Tuesday, August 22, 2006

U.S. Marines raise the American flag atop Mt. Suribachi on the island of Iwo Jima, on Feb. 23, 1945.

Joe Rosenthal, the Associated Press photographer whose dramatic picture of servicemen raising a giant, wind-whipped American flag atop Iwo Jima's Mt. Suribachi during World War II became an indelible image of courage and fortitude, has died. He was 94. Rosenthal, who won a Pulitzer Prize in 1945 for his photograph, died Sunday morning in Novato, California.

Photographed on Feb. 23, 1945, the image of five Marines and a Navy corpsman marked the Marines' costliest battle of the war. In the fierce fighting on the small island 750 miles south of Tokyo, 5,931 Marines died, a third of all Marines killed during World War II. (In all, more than 6,800 U.S. servicemen died on Iwo Jima.)

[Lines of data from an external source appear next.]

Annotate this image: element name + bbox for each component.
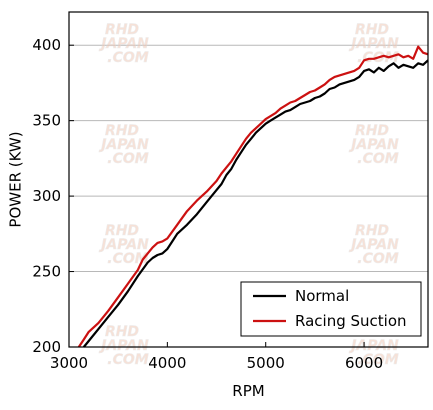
watermark-line: .COM — [357, 251, 398, 267]
series-layer — [77, 45, 429, 348]
watermark-layer: RHDJAPAN.COMRHDJAPAN.COMRHDJAPAN.COMRHDJ… — [98, 22, 399, 369]
x-tick-label-6000: 6000 — [345, 354, 383, 372]
watermark-line: RHD — [105, 223, 139, 239]
y-tick-label-200: 200 — [32, 338, 61, 356]
x-tick-label-3000: 3000 — [50, 354, 88, 372]
legend-label-normal: Normal — [295, 287, 349, 305]
watermark-line: .COM — [107, 251, 148, 267]
watermark-line: .COM — [357, 352, 398, 368]
legend-box — [240, 281, 422, 337]
x-tick-label-4000: 4000 — [148, 354, 186, 372]
series-line-1 — [77, 45, 429, 348]
watermark-line: .COM — [357, 151, 398, 167]
legend-label-racing-suction: Racing Suction — [295, 312, 407, 330]
grid-layer — [69, 44, 428, 273]
y-axis-title: POWER (KW) — [7, 131, 25, 227]
x-tick-label-5000: 5000 — [247, 354, 285, 372]
watermark-line: RHD — [355, 22, 389, 38]
legend: Normal Racing Suction — [240, 281, 422, 337]
watermark-line: JAPAN — [348, 36, 399, 52]
watermark-line: .COM — [107, 50, 148, 66]
y-tick-label-300: 300 — [32, 187, 61, 205]
watermark-line: JAPAN — [98, 237, 149, 253]
watermark-line: JAPAN — [98, 137, 149, 153]
y-tick-label-350: 350 — [32, 112, 61, 130]
watermark-line: RHD — [105, 123, 139, 139]
watermark-line: RHD — [355, 223, 389, 239]
plot-frame — [68, 11, 429, 348]
watermark-line: .COM — [107, 151, 148, 167]
watermark-line: JAPAN — [348, 338, 399, 354]
watermark-line: JAPAN — [348, 137, 399, 153]
y-tick-label-400: 400 — [32, 36, 61, 54]
watermark-line: .COM — [107, 352, 148, 368]
tick-layer: 200 250 300 350 400 3000 4000 5000 6000 — [32, 36, 383, 372]
watermark-line: JAPAN — [348, 237, 399, 253]
watermark-line: RHD — [355, 123, 389, 139]
watermark-line: JAPAN — [98, 36, 149, 52]
x-axis-title: RPM — [232, 382, 264, 400]
watermark-line: RHD — [105, 22, 139, 38]
y-tick-label-250: 250 — [32, 263, 61, 281]
watermark-line: JAPAN — [98, 338, 149, 354]
series-line-0 — [82, 59, 429, 348]
watermark-line: RHD — [105, 324, 139, 340]
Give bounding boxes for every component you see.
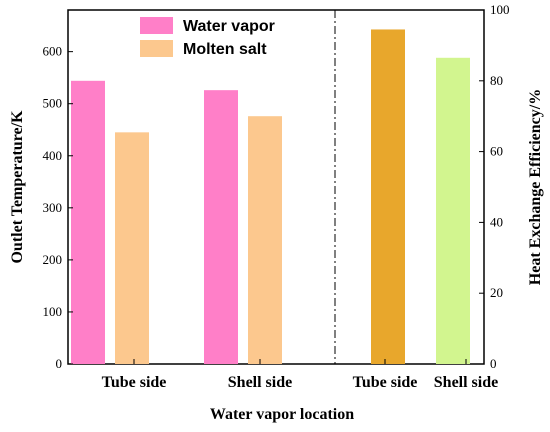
right-tick-label: 20 — [490, 285, 503, 300]
x-axis-label: Water vapor location — [210, 406, 354, 423]
left-tick-label: 500 — [43, 96, 63, 111]
bar-water-vapor — [204, 90, 238, 364]
right-tick-label: 60 — [490, 144, 503, 159]
category-label: Tube side — [102, 374, 167, 391]
category-label: Tube side — [353, 374, 418, 391]
right-tick-label: 40 — [490, 214, 503, 229]
legend-swatch — [140, 17, 173, 34]
legend-swatch — [140, 40, 173, 57]
left-tick-label: 200 — [43, 252, 63, 267]
left-tick-label: 100 — [43, 304, 63, 319]
bar-efficiency — [371, 29, 405, 364]
bar-molten-salt — [248, 116, 282, 364]
legend-label: Molten salt — [183, 41, 267, 58]
legend-label: Water vapor — [183, 18, 275, 35]
left-tick-label: 0 — [56, 356, 63, 371]
legend: Water vapor Molten salt — [140, 17, 275, 58]
category-label: Shell side — [228, 374, 292, 391]
axes: 0 100 200 300 400 500 600 0 20 40 60 80 100 Tube side… — [43, 2, 510, 391]
left-tick-label: 300 — [43, 200, 63, 215]
bar-molten-salt — [115, 132, 149, 364]
left-tick-label: 400 — [43, 148, 63, 163]
right-tick-label: 80 — [490, 73, 503, 88]
bar-efficiency — [436, 57, 470, 364]
bar-water-vapor — [71, 80, 105, 365]
left-tick-label: 600 — [43, 44, 63, 59]
right-y-axis-label: Heat Exchange Efficiency/% — [527, 89, 544, 285]
bars — [71, 29, 470, 365]
right-tick-label: 100 — [490, 2, 510, 17]
left-y-axis-label: Outlet Temperature/K — [9, 110, 26, 264]
category-label: Shell side — [434, 374, 498, 391]
right-tick-label: 0 — [490, 356, 497, 371]
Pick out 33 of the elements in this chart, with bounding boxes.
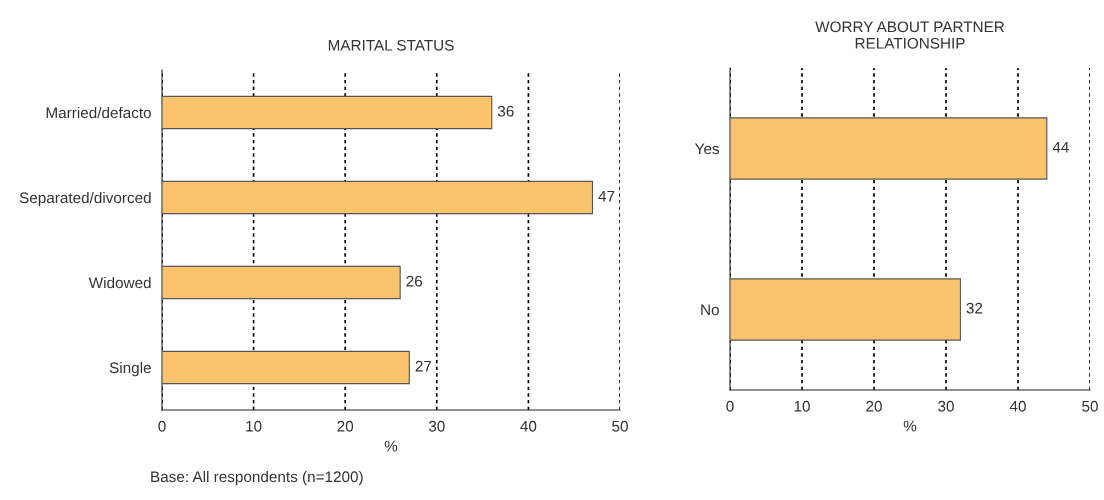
bar xyxy=(162,180,594,215)
x-tick-label: 10 xyxy=(794,400,810,412)
bar xyxy=(162,265,401,300)
bar xyxy=(162,350,410,385)
x-tick-label: 40 xyxy=(1009,400,1026,412)
y-tick-label: Single xyxy=(109,361,151,377)
bar xyxy=(162,95,493,130)
x-tick-label: 30 xyxy=(428,420,445,432)
x-axis-title: % xyxy=(384,440,398,452)
data-label: 27 xyxy=(415,360,432,372)
x-tick-label: 50 xyxy=(612,420,628,432)
data-label: 47 xyxy=(598,190,615,202)
chart-title: WORRY ABOUT PARTNER RELATIONSHIP xyxy=(815,21,1005,49)
x-tick-label: 30 xyxy=(938,400,954,412)
y-tick-label: Married/defacto xyxy=(46,106,151,119)
text: Base: All respondents (n=1200) xyxy=(151,470,363,486)
x-tick-label: 0 xyxy=(158,420,166,432)
x-tick-label: 40 xyxy=(520,420,537,432)
y-tick-label: No xyxy=(701,304,719,316)
x-tick-label: 50 xyxy=(1082,400,1098,412)
y-tick-label: Yes xyxy=(694,143,720,155)
x-tick-label: 0 xyxy=(726,400,734,412)
y-tick-label: Widowed xyxy=(88,276,151,289)
data-label: 32 xyxy=(966,302,983,314)
data-label: 36 xyxy=(497,105,514,117)
data-label: 44 xyxy=(1052,141,1069,153)
x-tick-label: 20 xyxy=(866,400,882,412)
chart-title: MARITAL STATUS xyxy=(328,39,454,51)
y-tick-label: Separated/divorced xyxy=(19,191,151,207)
data-label: 26 xyxy=(406,275,423,287)
x-tick-label: 20 xyxy=(337,420,354,432)
x-tick-label: 10 xyxy=(246,420,262,432)
x-axis-title: % xyxy=(903,420,917,432)
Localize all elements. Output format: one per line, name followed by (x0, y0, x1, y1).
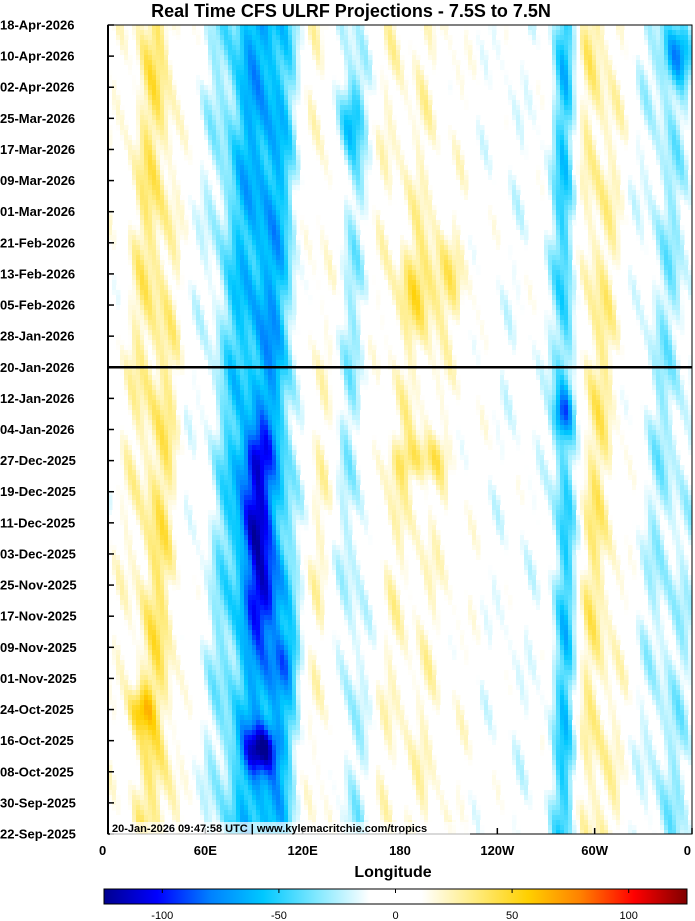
colorbar-tick-label: 0 (392, 910, 398, 921)
y-tick-label: 03-Dec-2025 (0, 546, 76, 561)
y-tick-label: 19-Dec-2025 (0, 484, 76, 499)
x-tick-label: 60W (581, 843, 608, 858)
y-tick-label: 01-Nov-2025 (0, 671, 77, 686)
y-tick-label: 09-Nov-2025 (0, 640, 77, 655)
y-tick-label: 17-Nov-2025 (0, 609, 77, 624)
colorbar-tick-label: 50 (506, 910, 518, 921)
y-tick-label: 25-Nov-2025 (0, 578, 77, 593)
x-tick-label: 0 (684, 843, 691, 858)
y-tick-label: 10-Apr-2026 (0, 49, 74, 64)
y-tick-label: 13-Feb-2026 (0, 266, 75, 281)
y-tick-label: 25-Mar-2026 (0, 111, 75, 126)
chart-title: Real Time CFS ULRF Projections - 7.5S to… (151, 1, 551, 21)
colorbar-tick-label: 100 (620, 910, 638, 921)
x-axis-label: Longitude (354, 864, 431, 881)
y-tick-label: 01-Mar-2026 (0, 204, 75, 219)
y-tick-label: 17-Mar-2026 (0, 142, 75, 157)
y-tick-label: 09-Mar-2026 (0, 173, 75, 188)
x-tick-label: 60E (194, 843, 217, 858)
colorbar-ticks: -100 -50 0 50 100 (151, 889, 638, 921)
y-tick-label: 16-Oct-2025 (0, 733, 74, 748)
x-tick-label: 120E (287, 843, 318, 858)
colorbar-tick-label: -100 (151, 910, 173, 921)
y-tick-label: 27-Dec-2025 (0, 453, 76, 468)
y-tick-label: 20-Jan-2026 (0, 360, 74, 375)
y-tick-label: 24-Oct-2025 (0, 702, 74, 717)
x-tick-label: 0 (99, 843, 106, 858)
y-axis-ticks: 18-Apr-2026 10-Apr-2026 02-Apr-2026 25-Mar-… (0, 18, 114, 842)
timestamp-credit: 20-Jan-2026 09:47:58 UTC | www.kylemacri… (112, 823, 427, 835)
y-tick-label: 12-Jan-2026 (0, 391, 74, 406)
y-tick-label: 22-Sep-2025 (0, 827, 76, 842)
x-tick-label: 180 (389, 843, 411, 858)
stamp-background (110, 822, 470, 835)
y-tick-label: 18-Apr-2026 (0, 18, 74, 33)
colorbar-tick-label: -50 (271, 910, 287, 921)
x-axis-ticks: 0 60E 120E 180 120W 60W 0 (99, 828, 693, 858)
y-tick-label: 05-Feb-2026 (0, 298, 75, 313)
y-tick-label: 02-Apr-2026 (0, 80, 74, 95)
heatmap-field (108, 25, 692, 834)
y-tick-label: 08-Oct-2025 (0, 764, 74, 779)
x-tick-label: 120W (480, 843, 515, 858)
y-tick-label: 28-Jan-2026 (0, 329, 74, 344)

The photo's publication to widespread acclaim in newspapers across the United States helped instill pride and hope in Americans yearning for an end to the war. Within months, the flag-raising image had been engraved on a 3-cent stamp and emblazoned on 3.5 million posters and thousands of outdoor panels and car cards that helped sell more than $200 million in U.S. war bonds with the slogan, "Now … All Together."

Navy artist Felix de Weldon recognized its symbolism and used the picture as a model to cast a small wax statue, a version of which would later be used to build the bronze Marine memorial at Arlington National Cemetery outside Washington.

Robert Hariman and John Louis Lucaites, writing in the Quarterly Journal of Speech in 2002, said the Rosenthal photo had "become the single most powerful image of democratic solidarity in our culture…. "It has set the standard for collective action: There they are, the 'greatest generation,' individuals working together, rising as one to unexpected obligation, and mutely, without question or hint of cynicism."